Davenport had been present when Charlie interrupted a music session to give Stevenson a message that Mr. Thomas, a local missionary, would be calling there the next day. We had heard Thomas, who we learned was a popular white missionary and occasional trader to these islands, referred to before.

 

“Our tobacco,” Stevenson said, with the kind of exhaled relief men usually reserved for a hopeful diagnosis from a doctor. He had been perched on the edge of a table in his library, one leg crossed on the other, playing his flageolet. The whistling tune of the instrument in Stevenson’s lips would sound lovely for a moment, and then shockingly off-key later (“the humidity,” Stevenson would say, looking askance at the holes and keys).
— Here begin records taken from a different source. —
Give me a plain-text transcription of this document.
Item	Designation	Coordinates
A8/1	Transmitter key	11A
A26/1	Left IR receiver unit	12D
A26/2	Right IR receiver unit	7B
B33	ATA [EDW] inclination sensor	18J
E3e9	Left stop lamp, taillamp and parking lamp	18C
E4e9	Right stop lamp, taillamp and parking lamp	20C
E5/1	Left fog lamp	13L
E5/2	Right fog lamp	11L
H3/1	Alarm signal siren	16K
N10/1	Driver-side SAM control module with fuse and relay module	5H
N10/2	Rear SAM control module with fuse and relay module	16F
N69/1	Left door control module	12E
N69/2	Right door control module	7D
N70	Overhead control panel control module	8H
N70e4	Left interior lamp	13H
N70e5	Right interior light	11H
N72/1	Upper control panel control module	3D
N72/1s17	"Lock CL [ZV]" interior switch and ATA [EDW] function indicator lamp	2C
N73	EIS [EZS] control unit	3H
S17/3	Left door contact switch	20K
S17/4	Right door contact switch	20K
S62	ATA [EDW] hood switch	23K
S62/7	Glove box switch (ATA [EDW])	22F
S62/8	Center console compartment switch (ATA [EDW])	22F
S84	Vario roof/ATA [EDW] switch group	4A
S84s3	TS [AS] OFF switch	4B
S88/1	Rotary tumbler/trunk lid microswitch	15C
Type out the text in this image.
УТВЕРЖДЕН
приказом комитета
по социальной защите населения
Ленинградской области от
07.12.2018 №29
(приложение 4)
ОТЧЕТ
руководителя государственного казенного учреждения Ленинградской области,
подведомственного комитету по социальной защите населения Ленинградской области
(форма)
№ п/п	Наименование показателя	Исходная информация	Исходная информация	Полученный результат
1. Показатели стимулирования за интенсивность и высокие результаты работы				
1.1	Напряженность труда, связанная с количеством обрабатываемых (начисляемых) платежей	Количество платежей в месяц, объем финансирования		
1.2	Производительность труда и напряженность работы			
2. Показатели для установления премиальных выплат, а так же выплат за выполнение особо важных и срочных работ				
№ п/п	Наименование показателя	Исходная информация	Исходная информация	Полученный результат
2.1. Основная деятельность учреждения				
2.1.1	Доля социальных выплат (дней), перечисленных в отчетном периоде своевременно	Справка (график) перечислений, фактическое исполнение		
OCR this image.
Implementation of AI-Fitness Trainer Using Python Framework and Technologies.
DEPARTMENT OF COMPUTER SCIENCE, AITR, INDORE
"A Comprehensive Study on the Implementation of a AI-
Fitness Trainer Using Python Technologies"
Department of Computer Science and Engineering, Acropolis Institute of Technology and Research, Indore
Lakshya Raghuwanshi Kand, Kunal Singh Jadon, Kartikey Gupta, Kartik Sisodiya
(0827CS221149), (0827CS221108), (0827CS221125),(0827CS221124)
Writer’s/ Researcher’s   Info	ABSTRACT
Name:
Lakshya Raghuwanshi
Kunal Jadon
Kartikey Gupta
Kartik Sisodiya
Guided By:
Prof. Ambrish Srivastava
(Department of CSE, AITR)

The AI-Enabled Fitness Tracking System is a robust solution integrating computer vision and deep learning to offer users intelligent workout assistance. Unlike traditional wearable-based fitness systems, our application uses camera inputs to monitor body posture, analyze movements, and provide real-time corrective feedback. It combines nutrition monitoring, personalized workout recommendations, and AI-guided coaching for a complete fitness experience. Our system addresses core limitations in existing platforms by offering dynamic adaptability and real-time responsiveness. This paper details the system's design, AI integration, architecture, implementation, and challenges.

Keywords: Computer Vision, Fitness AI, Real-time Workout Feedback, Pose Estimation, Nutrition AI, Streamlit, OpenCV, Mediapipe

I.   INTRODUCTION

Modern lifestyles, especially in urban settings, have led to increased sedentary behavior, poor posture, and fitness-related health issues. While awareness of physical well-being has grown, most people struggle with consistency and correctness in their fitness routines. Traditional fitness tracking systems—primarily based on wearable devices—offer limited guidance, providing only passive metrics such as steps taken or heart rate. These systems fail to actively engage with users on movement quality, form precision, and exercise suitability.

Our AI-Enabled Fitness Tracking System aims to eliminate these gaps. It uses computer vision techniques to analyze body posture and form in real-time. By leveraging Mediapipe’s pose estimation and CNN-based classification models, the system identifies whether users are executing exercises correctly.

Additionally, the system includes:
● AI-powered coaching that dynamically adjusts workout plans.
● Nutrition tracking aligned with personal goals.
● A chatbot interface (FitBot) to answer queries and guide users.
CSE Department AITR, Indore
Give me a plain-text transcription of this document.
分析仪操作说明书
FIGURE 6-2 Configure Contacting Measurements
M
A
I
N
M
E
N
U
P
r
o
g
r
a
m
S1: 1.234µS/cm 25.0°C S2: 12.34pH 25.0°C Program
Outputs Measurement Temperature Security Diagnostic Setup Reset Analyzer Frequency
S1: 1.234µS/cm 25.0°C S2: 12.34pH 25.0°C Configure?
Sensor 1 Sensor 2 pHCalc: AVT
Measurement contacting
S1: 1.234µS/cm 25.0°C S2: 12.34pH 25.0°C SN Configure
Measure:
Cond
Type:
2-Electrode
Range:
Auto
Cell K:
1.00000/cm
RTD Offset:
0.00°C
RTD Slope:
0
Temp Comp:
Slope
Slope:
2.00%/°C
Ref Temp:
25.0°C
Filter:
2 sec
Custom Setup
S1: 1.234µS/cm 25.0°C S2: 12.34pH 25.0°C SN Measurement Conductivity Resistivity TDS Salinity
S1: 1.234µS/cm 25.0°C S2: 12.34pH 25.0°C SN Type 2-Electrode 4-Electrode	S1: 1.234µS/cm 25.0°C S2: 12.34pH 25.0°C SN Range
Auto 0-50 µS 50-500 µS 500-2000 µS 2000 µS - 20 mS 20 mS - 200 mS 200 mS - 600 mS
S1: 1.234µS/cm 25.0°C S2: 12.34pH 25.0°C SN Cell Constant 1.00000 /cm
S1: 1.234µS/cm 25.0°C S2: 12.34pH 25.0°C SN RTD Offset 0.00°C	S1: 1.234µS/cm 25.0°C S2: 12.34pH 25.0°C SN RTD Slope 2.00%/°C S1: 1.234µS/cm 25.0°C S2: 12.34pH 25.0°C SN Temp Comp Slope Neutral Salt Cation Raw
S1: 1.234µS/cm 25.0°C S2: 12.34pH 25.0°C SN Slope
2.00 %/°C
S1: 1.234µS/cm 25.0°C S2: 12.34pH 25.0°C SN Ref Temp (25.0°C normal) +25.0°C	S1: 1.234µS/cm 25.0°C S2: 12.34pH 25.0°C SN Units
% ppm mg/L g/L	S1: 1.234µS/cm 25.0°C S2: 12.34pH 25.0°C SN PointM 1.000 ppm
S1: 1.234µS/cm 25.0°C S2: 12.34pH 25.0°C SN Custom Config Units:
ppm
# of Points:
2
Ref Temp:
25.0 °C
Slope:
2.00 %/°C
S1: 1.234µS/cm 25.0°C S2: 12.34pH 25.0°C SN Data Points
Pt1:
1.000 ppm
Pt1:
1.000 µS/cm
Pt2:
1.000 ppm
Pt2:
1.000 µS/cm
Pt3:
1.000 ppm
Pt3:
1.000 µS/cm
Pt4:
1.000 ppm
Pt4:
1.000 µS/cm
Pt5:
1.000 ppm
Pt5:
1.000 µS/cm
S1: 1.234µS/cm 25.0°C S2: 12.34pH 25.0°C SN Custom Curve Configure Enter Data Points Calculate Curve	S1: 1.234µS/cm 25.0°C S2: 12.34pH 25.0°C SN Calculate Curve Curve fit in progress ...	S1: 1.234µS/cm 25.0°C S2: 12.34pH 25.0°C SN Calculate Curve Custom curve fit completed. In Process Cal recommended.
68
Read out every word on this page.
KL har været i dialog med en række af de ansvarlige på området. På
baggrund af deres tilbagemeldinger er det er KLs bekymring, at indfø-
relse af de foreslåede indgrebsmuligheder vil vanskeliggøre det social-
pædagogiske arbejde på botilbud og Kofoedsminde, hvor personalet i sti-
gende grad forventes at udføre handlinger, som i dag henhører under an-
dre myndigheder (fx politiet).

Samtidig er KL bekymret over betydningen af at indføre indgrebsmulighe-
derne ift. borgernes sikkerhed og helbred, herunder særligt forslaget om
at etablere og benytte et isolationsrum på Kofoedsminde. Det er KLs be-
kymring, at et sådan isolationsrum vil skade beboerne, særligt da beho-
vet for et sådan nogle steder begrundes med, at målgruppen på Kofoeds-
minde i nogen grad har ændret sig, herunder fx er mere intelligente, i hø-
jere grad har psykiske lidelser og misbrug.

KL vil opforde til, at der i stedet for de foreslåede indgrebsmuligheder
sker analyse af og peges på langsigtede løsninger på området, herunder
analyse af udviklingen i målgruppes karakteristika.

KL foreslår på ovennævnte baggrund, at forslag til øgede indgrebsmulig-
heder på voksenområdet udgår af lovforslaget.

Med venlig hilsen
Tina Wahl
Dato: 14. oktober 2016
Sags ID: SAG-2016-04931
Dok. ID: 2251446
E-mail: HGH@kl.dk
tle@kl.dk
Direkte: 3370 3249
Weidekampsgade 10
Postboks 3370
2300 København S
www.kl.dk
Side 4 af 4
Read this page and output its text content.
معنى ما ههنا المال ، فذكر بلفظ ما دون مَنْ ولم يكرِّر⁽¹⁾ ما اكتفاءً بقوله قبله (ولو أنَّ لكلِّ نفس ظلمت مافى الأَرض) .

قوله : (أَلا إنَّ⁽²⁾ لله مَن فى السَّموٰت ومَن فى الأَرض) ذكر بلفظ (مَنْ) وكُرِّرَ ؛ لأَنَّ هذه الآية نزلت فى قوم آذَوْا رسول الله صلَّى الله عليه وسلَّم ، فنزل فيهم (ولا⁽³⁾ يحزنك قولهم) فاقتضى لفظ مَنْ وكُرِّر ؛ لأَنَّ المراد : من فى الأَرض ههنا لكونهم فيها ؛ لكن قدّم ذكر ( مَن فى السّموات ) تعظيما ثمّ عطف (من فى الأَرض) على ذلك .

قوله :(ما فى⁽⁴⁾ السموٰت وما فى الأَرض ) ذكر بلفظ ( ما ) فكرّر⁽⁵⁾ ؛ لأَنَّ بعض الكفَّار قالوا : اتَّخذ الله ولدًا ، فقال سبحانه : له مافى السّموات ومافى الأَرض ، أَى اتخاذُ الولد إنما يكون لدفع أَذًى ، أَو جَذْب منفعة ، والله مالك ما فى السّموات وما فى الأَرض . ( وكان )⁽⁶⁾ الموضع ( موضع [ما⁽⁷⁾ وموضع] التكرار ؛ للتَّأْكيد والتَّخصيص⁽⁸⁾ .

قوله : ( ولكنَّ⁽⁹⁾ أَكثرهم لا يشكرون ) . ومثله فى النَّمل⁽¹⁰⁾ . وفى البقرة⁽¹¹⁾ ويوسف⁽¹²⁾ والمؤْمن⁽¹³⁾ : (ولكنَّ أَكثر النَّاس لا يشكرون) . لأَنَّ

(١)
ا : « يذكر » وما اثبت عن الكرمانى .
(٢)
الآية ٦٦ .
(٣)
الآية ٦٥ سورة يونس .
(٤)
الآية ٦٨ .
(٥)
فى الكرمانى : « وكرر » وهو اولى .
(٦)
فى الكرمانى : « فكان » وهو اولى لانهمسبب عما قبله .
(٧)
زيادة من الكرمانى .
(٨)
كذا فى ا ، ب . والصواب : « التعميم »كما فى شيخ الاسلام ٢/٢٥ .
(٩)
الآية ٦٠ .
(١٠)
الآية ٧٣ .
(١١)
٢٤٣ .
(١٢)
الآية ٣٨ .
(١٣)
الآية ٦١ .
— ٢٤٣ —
He put the flageolet aside at Charlie’s tidings. “Thank goodness; our supply is nearly exhausted. John,” he called for his Chinese shadow, who was standing inconspicuously in the doorway. “There you are, John. Have a meal ordered and prepared for Thomas tomorrow at two—Mr. Porter, Mr. Fergins, you ought to come. Are you religious men? I am not, but mother enjoys them. Besides, these missionaries are often surprisingly good company, and this mission has been here for so many years, he brings terribly good stories about island history.”

 

“We should leave you to your writing for now,” Davenport said, rising to his feet so the power of suggestion might spur him to complete the novel the bookaneer desired.

 

“In here? Heavens, I never write in here,” he said, looking to the walls of books. “It’s all so suitable for a literary man—drives every idea out of my head. Sometimes I come in here to look for some fact, but I generally seize the book and hurry off with it to my sanctum. People talk of Robinson Crusoe as the beginning of the modern novel, but Defoe based his book on the account of Alexander Selkirk, who stranded himself on an island purposely. That’s how English literature was born, by marooning ourselves far away from everyone else.”